About Utah: Billy McGill — basketball king in Utah, but the rest of the story is a downer
It is one of life’s ironies that McGill thought he could find a second life in basketball when in 1971 the Utah Stars of the American Basketball Association hired Ladell Andersen as its head coach, the same Ladell Andersen who had coached McGill when he was an assistant on Jack Gardner’s staff at Utah. McGill asked for a tryout, but Andersen declined, knowing McGill’s liability as a defensive center.
“He really was a sweet kid, I loved him,” said Ladell, who’s 84 now and retired, when I reached him at his home outside St. George. “We lived on his offense when he was at Utah but, yeah, defense wasn’t even part of his repertoire.”
Long sequel story short, McGill couldn’t handle life after basketball. At least not very well. He became a wandering drifter, homeless at 30, estranged from the world, unable to sustain relationships, helpless at finding work, living, barely, on unemployment checks and what he could panhandle.
He blames his demise, however self-induced, on a long litany of factors, including but not limited to an injured knee, inept doctors, racism in and out of basketball, clueless coaches, disagreeable teammates, the mean streets of L.A., lack of a father, an unkind stepfather — anything and everyone but him. His inability to play defense never comes up.
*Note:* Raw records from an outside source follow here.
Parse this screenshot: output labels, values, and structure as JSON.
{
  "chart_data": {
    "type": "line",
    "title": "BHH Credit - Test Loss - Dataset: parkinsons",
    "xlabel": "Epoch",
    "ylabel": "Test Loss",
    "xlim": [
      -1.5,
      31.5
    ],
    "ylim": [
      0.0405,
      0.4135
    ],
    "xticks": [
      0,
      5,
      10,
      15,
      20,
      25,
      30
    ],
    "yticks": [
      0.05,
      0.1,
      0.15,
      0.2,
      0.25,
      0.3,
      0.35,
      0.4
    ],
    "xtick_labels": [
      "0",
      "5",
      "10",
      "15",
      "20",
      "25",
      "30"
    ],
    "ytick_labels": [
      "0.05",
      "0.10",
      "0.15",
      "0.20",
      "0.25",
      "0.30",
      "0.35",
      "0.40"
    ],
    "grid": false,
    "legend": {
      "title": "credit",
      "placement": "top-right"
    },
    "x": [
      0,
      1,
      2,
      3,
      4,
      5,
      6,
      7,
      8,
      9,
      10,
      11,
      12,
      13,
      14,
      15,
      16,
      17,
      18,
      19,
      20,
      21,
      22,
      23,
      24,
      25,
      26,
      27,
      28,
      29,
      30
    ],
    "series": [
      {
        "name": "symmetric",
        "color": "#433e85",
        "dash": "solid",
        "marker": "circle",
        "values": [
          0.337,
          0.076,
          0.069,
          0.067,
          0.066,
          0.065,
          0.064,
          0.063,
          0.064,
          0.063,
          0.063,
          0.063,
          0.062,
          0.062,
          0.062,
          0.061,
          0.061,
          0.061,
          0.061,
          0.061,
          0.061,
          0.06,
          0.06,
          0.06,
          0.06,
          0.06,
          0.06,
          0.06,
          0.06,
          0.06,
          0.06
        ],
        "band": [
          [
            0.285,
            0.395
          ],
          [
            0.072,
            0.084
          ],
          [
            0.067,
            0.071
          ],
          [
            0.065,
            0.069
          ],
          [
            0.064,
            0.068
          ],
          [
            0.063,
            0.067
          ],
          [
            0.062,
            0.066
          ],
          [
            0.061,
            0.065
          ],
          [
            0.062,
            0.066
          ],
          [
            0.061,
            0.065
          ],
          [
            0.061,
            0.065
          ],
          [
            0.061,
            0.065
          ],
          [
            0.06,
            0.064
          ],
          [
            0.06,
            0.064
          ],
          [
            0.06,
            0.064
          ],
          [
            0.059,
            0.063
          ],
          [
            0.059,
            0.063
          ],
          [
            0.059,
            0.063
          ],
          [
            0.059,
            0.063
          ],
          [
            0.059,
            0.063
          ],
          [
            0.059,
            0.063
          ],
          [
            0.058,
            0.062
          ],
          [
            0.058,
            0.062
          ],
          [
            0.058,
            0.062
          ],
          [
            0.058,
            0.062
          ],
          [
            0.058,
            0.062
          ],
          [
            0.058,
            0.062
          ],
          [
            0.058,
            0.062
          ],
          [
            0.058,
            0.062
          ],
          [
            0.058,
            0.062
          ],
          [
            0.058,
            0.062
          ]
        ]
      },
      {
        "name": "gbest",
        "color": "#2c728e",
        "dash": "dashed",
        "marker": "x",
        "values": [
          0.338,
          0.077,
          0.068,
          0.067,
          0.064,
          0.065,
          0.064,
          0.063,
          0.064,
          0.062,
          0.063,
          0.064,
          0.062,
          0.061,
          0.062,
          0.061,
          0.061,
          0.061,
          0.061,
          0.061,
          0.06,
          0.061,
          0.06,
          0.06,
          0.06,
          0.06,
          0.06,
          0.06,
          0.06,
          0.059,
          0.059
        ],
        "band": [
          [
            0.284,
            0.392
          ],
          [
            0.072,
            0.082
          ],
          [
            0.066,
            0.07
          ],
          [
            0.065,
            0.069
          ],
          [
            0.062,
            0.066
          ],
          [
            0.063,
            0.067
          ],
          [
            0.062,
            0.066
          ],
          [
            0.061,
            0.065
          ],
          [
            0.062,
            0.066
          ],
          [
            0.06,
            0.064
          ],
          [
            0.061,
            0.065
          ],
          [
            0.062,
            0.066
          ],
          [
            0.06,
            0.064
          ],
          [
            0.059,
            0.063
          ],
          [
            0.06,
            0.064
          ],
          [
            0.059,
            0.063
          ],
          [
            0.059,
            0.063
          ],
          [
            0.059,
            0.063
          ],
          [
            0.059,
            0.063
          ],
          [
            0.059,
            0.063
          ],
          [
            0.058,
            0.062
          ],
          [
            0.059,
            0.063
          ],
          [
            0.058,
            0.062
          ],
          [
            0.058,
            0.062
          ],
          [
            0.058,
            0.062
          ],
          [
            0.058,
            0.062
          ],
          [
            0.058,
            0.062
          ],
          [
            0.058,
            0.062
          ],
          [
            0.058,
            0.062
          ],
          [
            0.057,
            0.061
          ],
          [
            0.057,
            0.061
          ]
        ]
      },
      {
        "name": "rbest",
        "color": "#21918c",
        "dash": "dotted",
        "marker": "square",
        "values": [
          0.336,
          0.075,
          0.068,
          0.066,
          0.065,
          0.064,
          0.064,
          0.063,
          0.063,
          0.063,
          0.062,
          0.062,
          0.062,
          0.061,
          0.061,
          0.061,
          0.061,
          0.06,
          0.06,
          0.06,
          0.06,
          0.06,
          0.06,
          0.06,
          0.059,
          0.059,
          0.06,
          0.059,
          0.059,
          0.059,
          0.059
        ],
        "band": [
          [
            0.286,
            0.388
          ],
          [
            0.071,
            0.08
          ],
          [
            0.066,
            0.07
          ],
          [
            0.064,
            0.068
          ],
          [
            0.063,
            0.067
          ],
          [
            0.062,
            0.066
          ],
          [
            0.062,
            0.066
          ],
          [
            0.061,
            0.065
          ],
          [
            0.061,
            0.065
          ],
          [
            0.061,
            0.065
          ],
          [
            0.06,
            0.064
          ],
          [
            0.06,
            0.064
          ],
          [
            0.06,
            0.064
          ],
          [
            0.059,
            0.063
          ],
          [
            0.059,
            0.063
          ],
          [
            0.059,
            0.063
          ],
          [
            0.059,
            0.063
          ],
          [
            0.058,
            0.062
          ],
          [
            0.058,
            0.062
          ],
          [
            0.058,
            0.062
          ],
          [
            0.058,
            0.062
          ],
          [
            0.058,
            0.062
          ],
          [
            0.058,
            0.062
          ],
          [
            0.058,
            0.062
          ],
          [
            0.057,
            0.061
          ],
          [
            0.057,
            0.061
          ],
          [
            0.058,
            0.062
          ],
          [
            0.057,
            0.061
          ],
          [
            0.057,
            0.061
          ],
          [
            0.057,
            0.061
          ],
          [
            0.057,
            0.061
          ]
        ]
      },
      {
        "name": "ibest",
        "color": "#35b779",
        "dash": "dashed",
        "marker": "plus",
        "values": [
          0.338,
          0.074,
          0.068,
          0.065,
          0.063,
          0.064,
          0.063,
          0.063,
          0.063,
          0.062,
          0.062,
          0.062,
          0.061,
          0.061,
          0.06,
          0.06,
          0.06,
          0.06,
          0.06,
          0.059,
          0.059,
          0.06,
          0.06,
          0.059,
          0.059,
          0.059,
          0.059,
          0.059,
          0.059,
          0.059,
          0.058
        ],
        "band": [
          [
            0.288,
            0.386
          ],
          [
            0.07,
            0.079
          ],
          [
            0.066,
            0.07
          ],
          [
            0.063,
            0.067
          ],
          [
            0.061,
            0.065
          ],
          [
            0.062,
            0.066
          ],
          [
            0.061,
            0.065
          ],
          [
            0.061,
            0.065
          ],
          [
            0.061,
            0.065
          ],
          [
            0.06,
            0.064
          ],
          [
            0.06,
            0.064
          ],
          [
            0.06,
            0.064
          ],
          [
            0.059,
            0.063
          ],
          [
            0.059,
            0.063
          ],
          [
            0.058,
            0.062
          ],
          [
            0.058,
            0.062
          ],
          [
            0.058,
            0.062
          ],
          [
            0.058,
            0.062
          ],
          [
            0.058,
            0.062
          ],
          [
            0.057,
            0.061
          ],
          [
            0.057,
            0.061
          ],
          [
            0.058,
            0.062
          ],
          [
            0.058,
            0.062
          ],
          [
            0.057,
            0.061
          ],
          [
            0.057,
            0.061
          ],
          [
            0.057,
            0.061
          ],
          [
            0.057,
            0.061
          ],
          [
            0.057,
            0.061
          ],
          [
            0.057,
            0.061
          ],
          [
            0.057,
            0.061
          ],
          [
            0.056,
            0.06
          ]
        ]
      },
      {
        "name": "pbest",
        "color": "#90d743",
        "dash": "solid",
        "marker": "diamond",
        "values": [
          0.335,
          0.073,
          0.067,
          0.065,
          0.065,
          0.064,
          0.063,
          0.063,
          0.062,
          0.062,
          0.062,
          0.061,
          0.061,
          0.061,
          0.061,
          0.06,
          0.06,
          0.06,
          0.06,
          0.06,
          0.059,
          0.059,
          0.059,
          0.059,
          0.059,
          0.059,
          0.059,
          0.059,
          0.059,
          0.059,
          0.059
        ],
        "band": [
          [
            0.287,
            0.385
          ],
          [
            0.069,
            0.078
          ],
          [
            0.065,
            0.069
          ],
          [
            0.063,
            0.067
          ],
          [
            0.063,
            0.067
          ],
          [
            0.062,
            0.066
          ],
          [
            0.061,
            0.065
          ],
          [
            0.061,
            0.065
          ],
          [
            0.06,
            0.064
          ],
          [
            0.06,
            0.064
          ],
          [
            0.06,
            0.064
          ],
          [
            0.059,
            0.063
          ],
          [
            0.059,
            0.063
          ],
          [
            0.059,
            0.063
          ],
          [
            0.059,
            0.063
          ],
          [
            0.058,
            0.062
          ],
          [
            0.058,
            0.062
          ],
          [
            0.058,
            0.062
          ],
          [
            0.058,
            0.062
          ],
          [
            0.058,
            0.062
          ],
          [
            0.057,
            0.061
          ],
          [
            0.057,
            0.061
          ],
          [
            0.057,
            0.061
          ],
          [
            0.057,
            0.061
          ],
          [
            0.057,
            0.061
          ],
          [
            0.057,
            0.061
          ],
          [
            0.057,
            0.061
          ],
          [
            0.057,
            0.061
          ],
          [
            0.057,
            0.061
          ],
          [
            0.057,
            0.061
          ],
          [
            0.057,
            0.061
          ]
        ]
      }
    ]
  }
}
The homelessness, thankfully, doesn’t last forever. Eventually he finds work, a good wife, and a semblance of normalcy.
But the blaming and the bitterness is unending.
That’s the bulk of the book. After the meteoric rise the narrative is one lengthy lament.
Those years at the U. I remember as a kid, turns out that was as good as it got. It’s as if Billy “the Hill” McGill expected life to continue to be a full-ride after that, like college was. The truth is, everybody gets cut from the team, sooner or later. The man who could shoot a jump hook over Wilt Chamberlain never figured that part out.